Qu’était-ce que ces jeunes gens ? La rue Vivienne, le Perron, le Palais-Royal, les commis des banquiers, courtiers, des changeurs et marchands d’or, qu’on nommait Jeunesse dorée. Le soir, ils piaffent aux galeries de bois entre les modistes et les filles, jouant les marquis, en attendant que les vrais marquis revinssent.
A l’appui venait le flot du commerce. Les marchands des rues Saint-Martin, Saint-Denis, des Lombards, du Temple, trouvaient bon qu’après souper la foule de leurs commis s’en allât polissonner dans la rue Saint-Honoré, aboyer aux Jacobins.
Un trait spécial de cette époque qu’aucun écrivain ne marque, c’est que ces jeunes gens, fort différents des nôtres, étaient de beaux joueurs de paume, grands coureurs au champ de Mars. Ils se vantaient (bien à tort) d’une prodigieuse force physique. Au reste, c’était alors la prétention de tout le monde, girondins et jacobins, celle des gens de lettres même. Marie-Joseph Chénier était moins fier de son talent (m’a raconté M. Daunou) que de sa vigueur, disait-il, intarissable, inépuisable.
Ces gaillards, une trentaine d’abord pour commencer et n’effaroucher personne, se mirent rue Saint-Honoré, à la porte des Jacobins, insultant les femmes, une à une, qui entraient : « Coquine, va à ton ménage », etc., etc.
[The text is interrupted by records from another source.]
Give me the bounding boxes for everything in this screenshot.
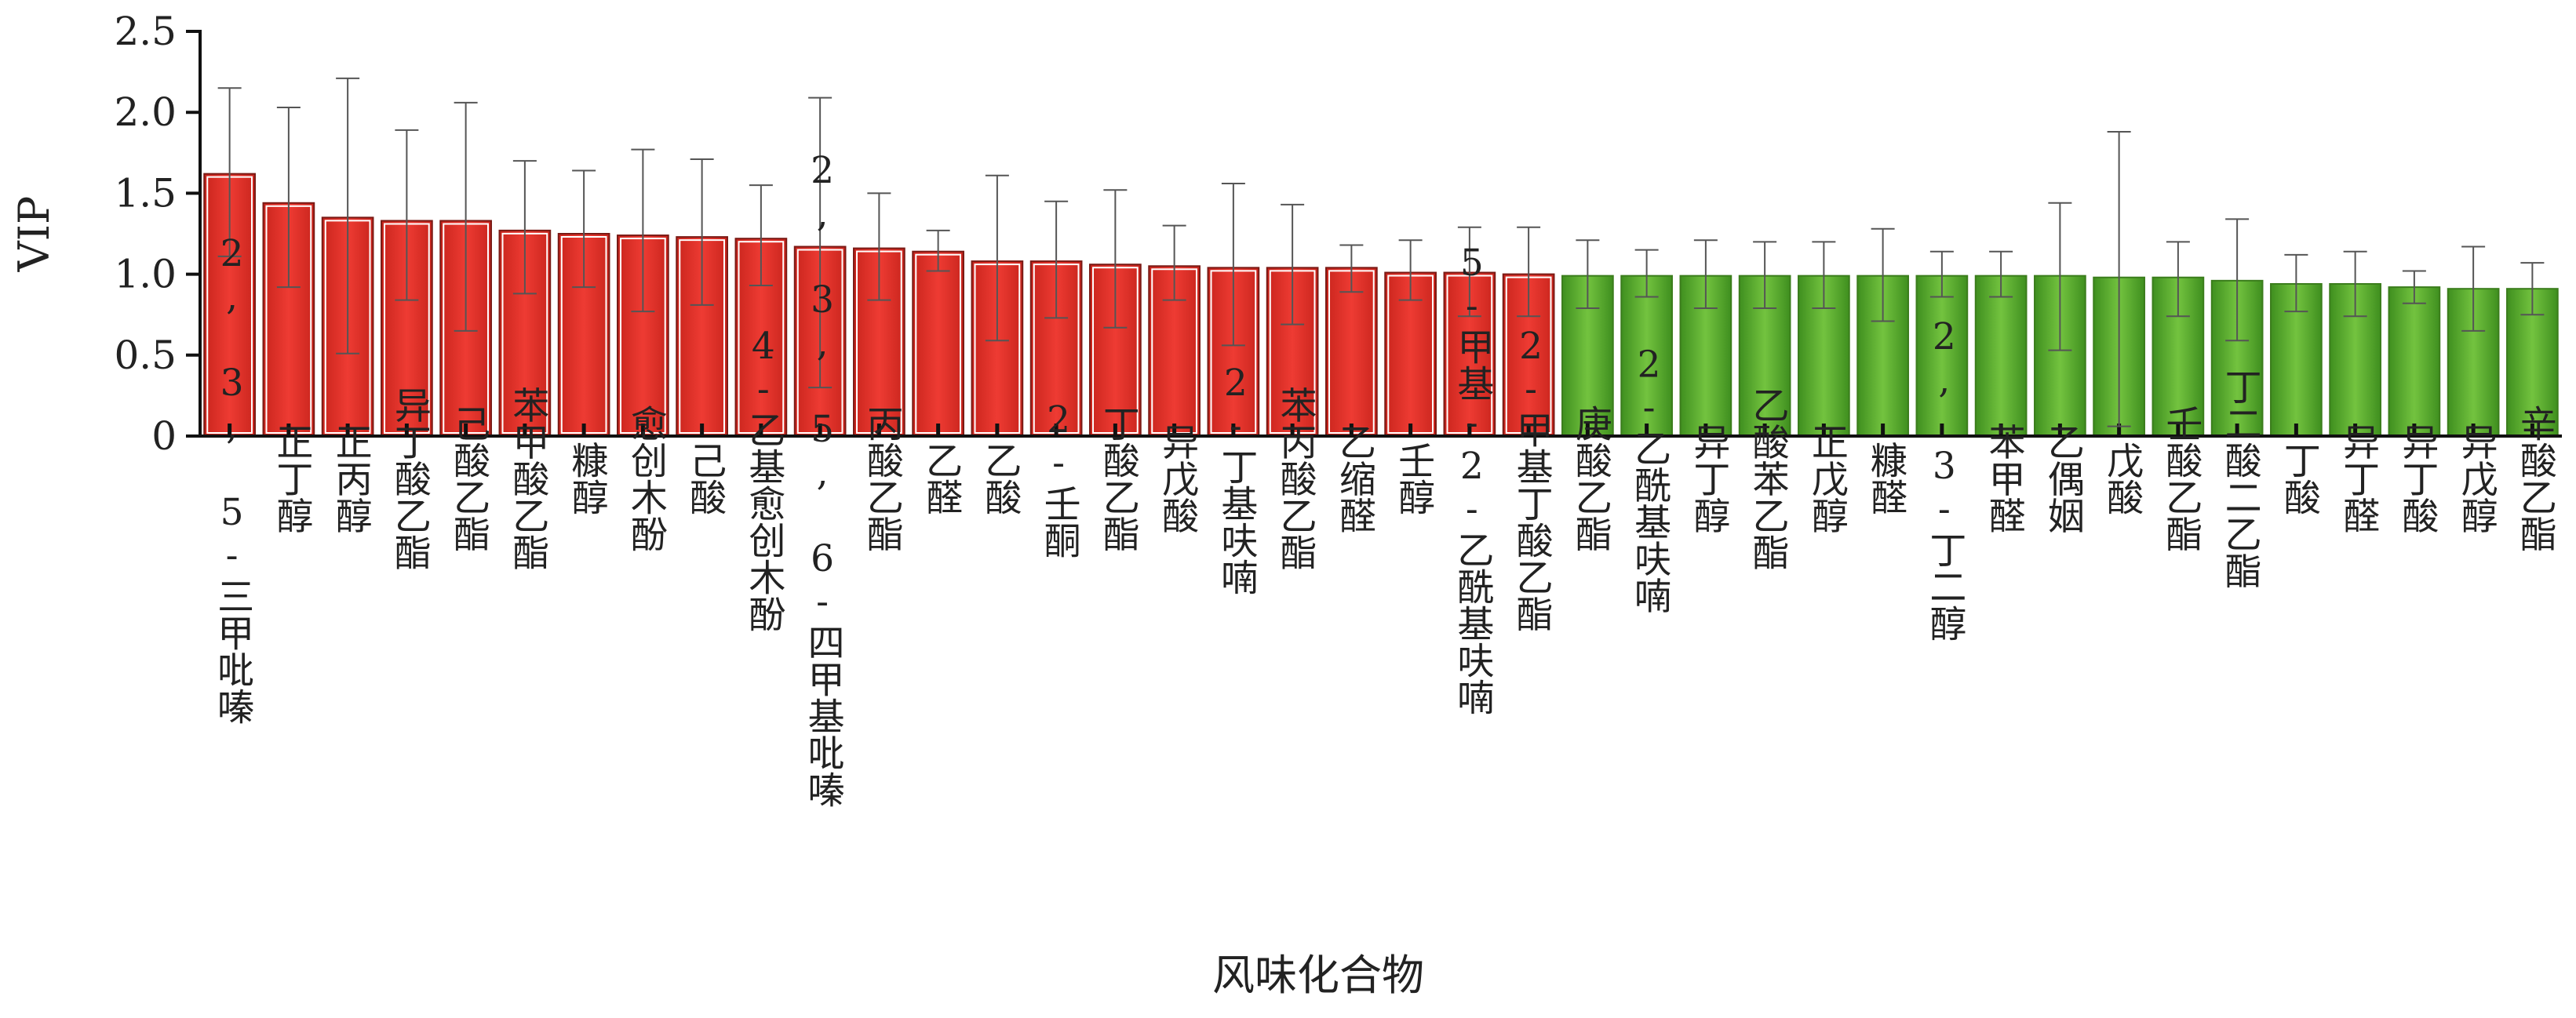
x-category-label: 己酸乙酯 <box>446 405 490 552</box>
bar <box>1620 274 1673 437</box>
x-category-label: 2-甲基丁酸乙酯 <box>1510 325 1553 632</box>
error-bars-layer <box>217 77 2545 427</box>
x-category-label: 乙酸 <box>978 442 1021 515</box>
y-tick-label: 0 <box>151 413 177 459</box>
x-category-label: 苯甲醛 <box>1982 424 2025 534</box>
x-axis-title: 风味化合物 <box>1212 951 1424 1000</box>
y-tick-label: 0.5 <box>114 333 177 378</box>
x-category-label: 乙偶姻 <box>2041 424 2084 534</box>
x-category-label: 壬酸乙酯 <box>2159 405 2202 552</box>
x-category-label: 苯甲酸乙酯 <box>505 387 548 571</box>
bar <box>912 250 964 438</box>
y-tick-label: 2.0 <box>114 89 177 135</box>
x-category-label: 异丁醛 <box>2336 424 2379 534</box>
x-category-label: 己酸 <box>683 442 726 515</box>
x-category-label: 2-丁基呋喃 <box>1214 362 1257 595</box>
axes <box>199 30 2562 438</box>
x-category-label: 2, 3, 5, 6-四甲基吡嗪 <box>801 149 844 808</box>
x-category-label: 苯丙酸乙酯 <box>1273 387 1317 571</box>
x-category-label: 丙酸乙酯 <box>860 405 903 552</box>
x-category-label: 壬醇 <box>1391 442 1434 515</box>
x-category-labels: 2, 3, 5-三甲吡嗪 正丁醇 正丙醇 异丁酸乙酯 己酸乙酯 苯甲酸乙酯 糠醇 愈创木酚 己酸… <box>210 149 2556 808</box>
x-category-label: 4-乙基愈创木酚 <box>741 325 785 632</box>
x-category-label: 庚酸乙酯 <box>1569 405 1612 552</box>
x-category-label: 丁二酸二乙酯 <box>2218 368 2261 589</box>
bar <box>1974 274 2028 437</box>
x-category-label: 2-乙酰基呋喃 <box>1627 344 1671 614</box>
y-ticks: 0 0.5 1.0 1.5 2.0 2.5 <box>114 9 200 459</box>
bar <box>1915 274 1969 437</box>
x-category-label: 丁酸 <box>2277 442 2320 515</box>
y-axis-title: VIP <box>9 196 59 273</box>
x-category-label: 异戊醇 <box>2454 424 2498 534</box>
x-category-label: 愈创木酚 <box>624 405 667 552</box>
x-category-label: 2, 3-丁二醇 <box>1922 315 1966 642</box>
x-category-label: 乙醛 <box>919 442 962 515</box>
x-category-label: 正丁醇 <box>269 424 312 534</box>
x-category-label: 正丙醇 <box>329 424 372 534</box>
x-category-label: 丁酸乙酯 <box>1096 405 1139 552</box>
x-category-label: 乙缩醛 <box>1332 424 1375 534</box>
x-category-label: 异丁醇 <box>1686 424 1729 534</box>
x-category-label: 糠醛 <box>1864 442 1907 515</box>
y-tick-label: 2.5 <box>114 9 177 54</box>
x-category-label: 2, 3, 5-三甲吡嗪 <box>210 232 253 725</box>
bar <box>1325 267 1378 437</box>
x-category-label: 正戊醇 <box>1805 424 1848 534</box>
bar <box>2388 286 2441 437</box>
bar <box>2210 279 2264 437</box>
x-category-label: 2-壬酮 <box>1037 398 1080 558</box>
x-category-label: 辛酸乙酯 <box>2513 405 2556 552</box>
x-category-label: 异戊酸 <box>1155 424 1198 534</box>
x-category-label: 异丁酸 <box>2395 424 2438 534</box>
x-category-label: 异丁酸乙酯 <box>388 387 431 571</box>
x-category-label: 乙酸苯乙酯 <box>1746 387 1789 571</box>
x-category-label: 糠醇 <box>565 442 609 515</box>
y-tick-label: 1.0 <box>114 252 177 297</box>
x-category-label: 戊酸 <box>2100 442 2143 515</box>
x-category-label: 5-甲基-2-乙酰基呋喃 <box>1450 242 1493 715</box>
y-tick-label: 1.5 <box>114 170 177 216</box>
bars-layer <box>203 173 2559 438</box>
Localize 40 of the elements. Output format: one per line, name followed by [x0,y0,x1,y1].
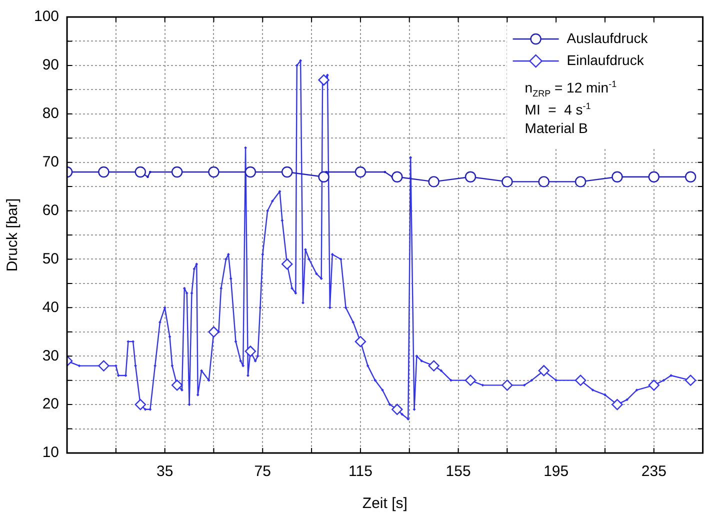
y-tick-label: 100 [34,8,60,26]
y-tick-label: 20 [42,396,60,413]
point [282,166,293,178]
point [354,166,366,178]
annotation: MI = 4 s$^{-1}$ [524,100,591,119]
y-axis-title: Druck [bar] [4,198,22,272]
y-tick-label: 10 [42,444,60,462]
legend-label: Auslaufdruck [566,30,649,46]
point [98,166,110,178]
legend-label: Einlaufdruck [566,52,645,68]
x-tick-label: 235 [641,463,666,480]
x-tick-label: 75 [254,463,271,480]
x-tick-label: 115 [348,463,372,480]
y-tick-label: 70 [42,153,60,170]
y-tick-label: 40 [42,298,60,316]
y-tick-label: 90 [42,56,60,74]
x-tick-label: 195 [544,463,569,480]
point [392,171,403,182]
point [428,176,440,188]
x-tick-label: 35 [156,463,174,480]
point [318,171,330,182]
point [574,176,586,188]
annotation: Material B [524,119,588,137]
y-tick-label: 60 [42,202,60,219]
x-axis-title: Zeit [s] [362,495,408,512]
point [244,166,256,178]
point [502,176,513,188]
y-tick-label: 30 [42,347,60,364]
annotation: n$_{ZRP}$ = 12 min$^{-1}$ [524,78,617,100]
point [684,171,696,182]
y-tick-label: 80 [42,105,60,122]
x-tick-label: 155 [446,463,471,480]
point [464,171,476,182]
point [208,166,220,178]
point [538,176,550,188]
point [648,171,660,182]
y-tick-label: 50 [42,250,60,268]
point [134,166,146,178]
point [612,171,623,182]
point [171,166,183,178]
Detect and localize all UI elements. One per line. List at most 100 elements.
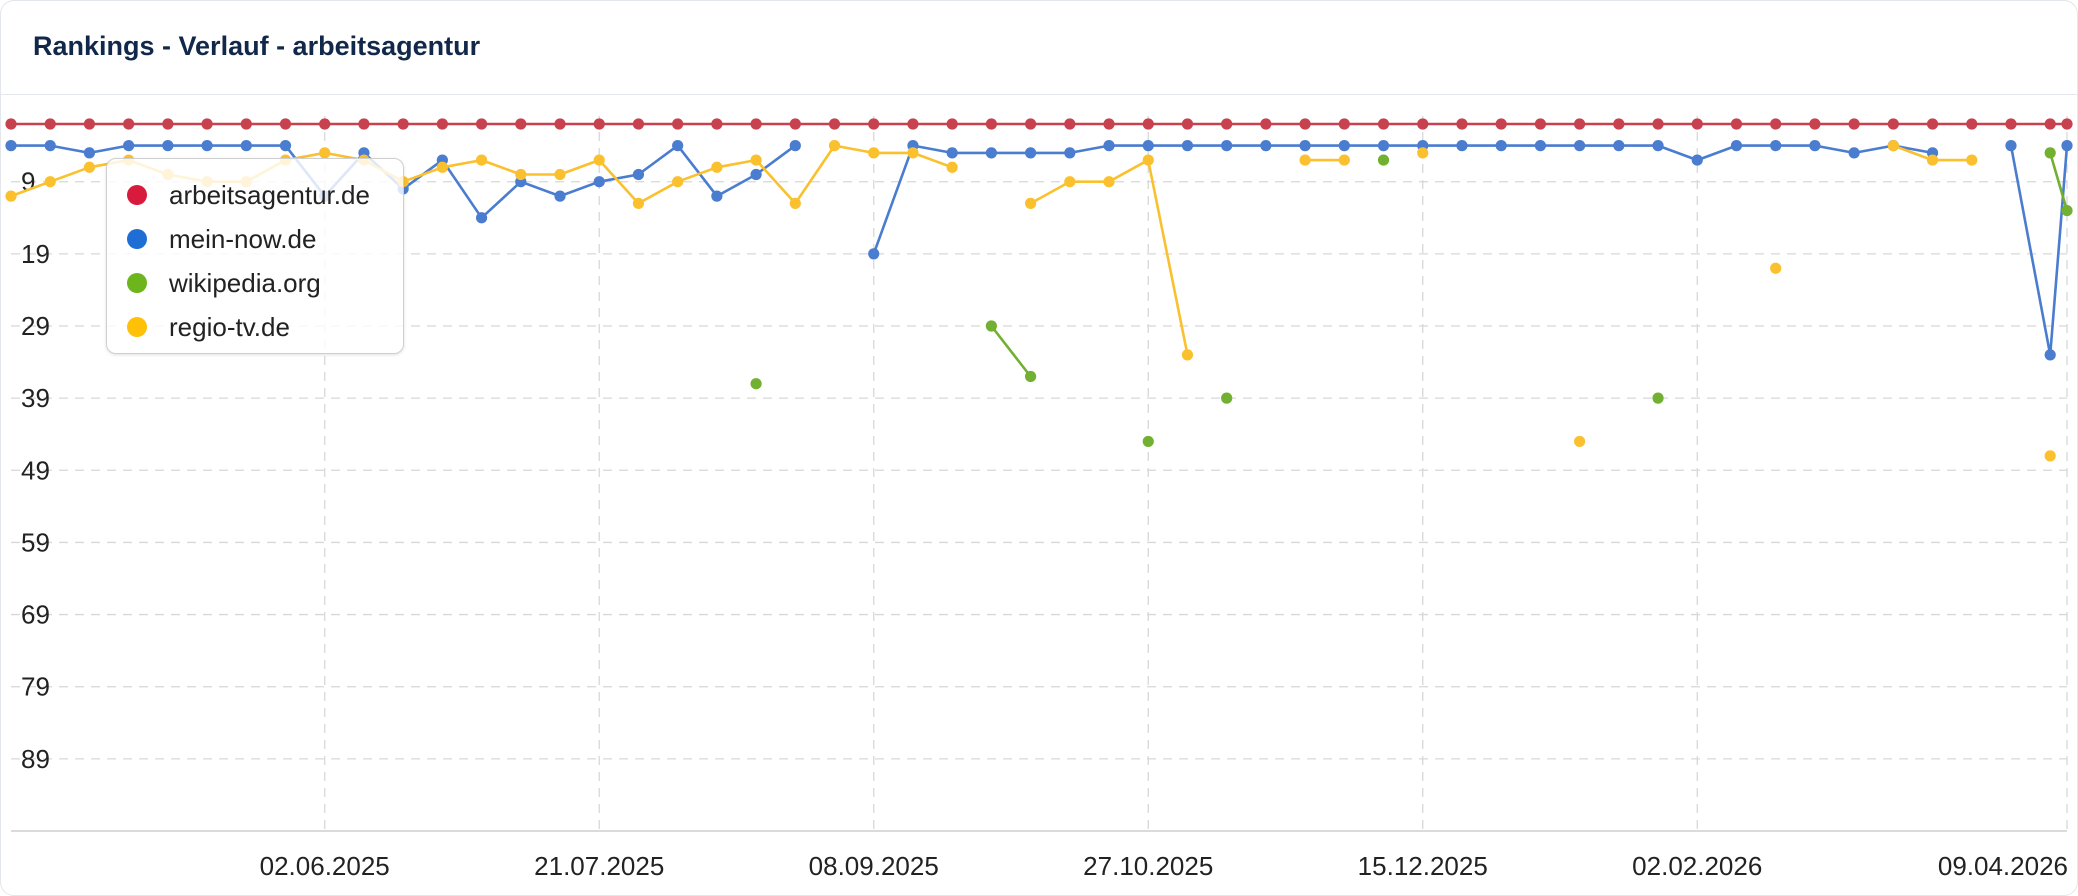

Plusieurs se glissèrent dans la salle, et s’assirent parmi les femmes. Là, ils entendirent ce que Saint-Huruge leur avait dit des Jacobins. Ceux-ci accueillaient mal les discours contre Carrier et soutenaient cette thèse, que toucher à Carrier, c’était toucher aux Jacobins. Cela commença la noise. Le tumulte était effroyable. On criait, on se colletait. Les femmes étaient si exaltées, que, dans ce danger évident, une d’elles remplaça l’orateur et essaya de parler. — Celles qui étaient dans les tribunes criaient contre les intrus : « A bas les aristocrates ! » — Alors, grande confusion et des cris : « A l’assassin ! » — Brutalement on les avait empoignées, on les fouettait.
Qui croirait que, dans un moment si cruel, au lieu d’agir, certains groupes disputaient. On entendait une voix claire : « Oui, les Jacobins sont dans les principes ! » Cependant, d’autres plus actifs parvinrent à mettre à la porte les insulteurs, peu nombreux. Ils fermèrent la porte en dedans. Mais la foule du dehors frappait, voulait enfoncer.
Enfin, la troupe arrive, rétablit la circulation. Douze hommes portent un jeune homme blessé, crient : « En voilà un que les Jacobins ont assassiné. Ils veulent sauver Carrier. Ils assassinent le peuple », etc.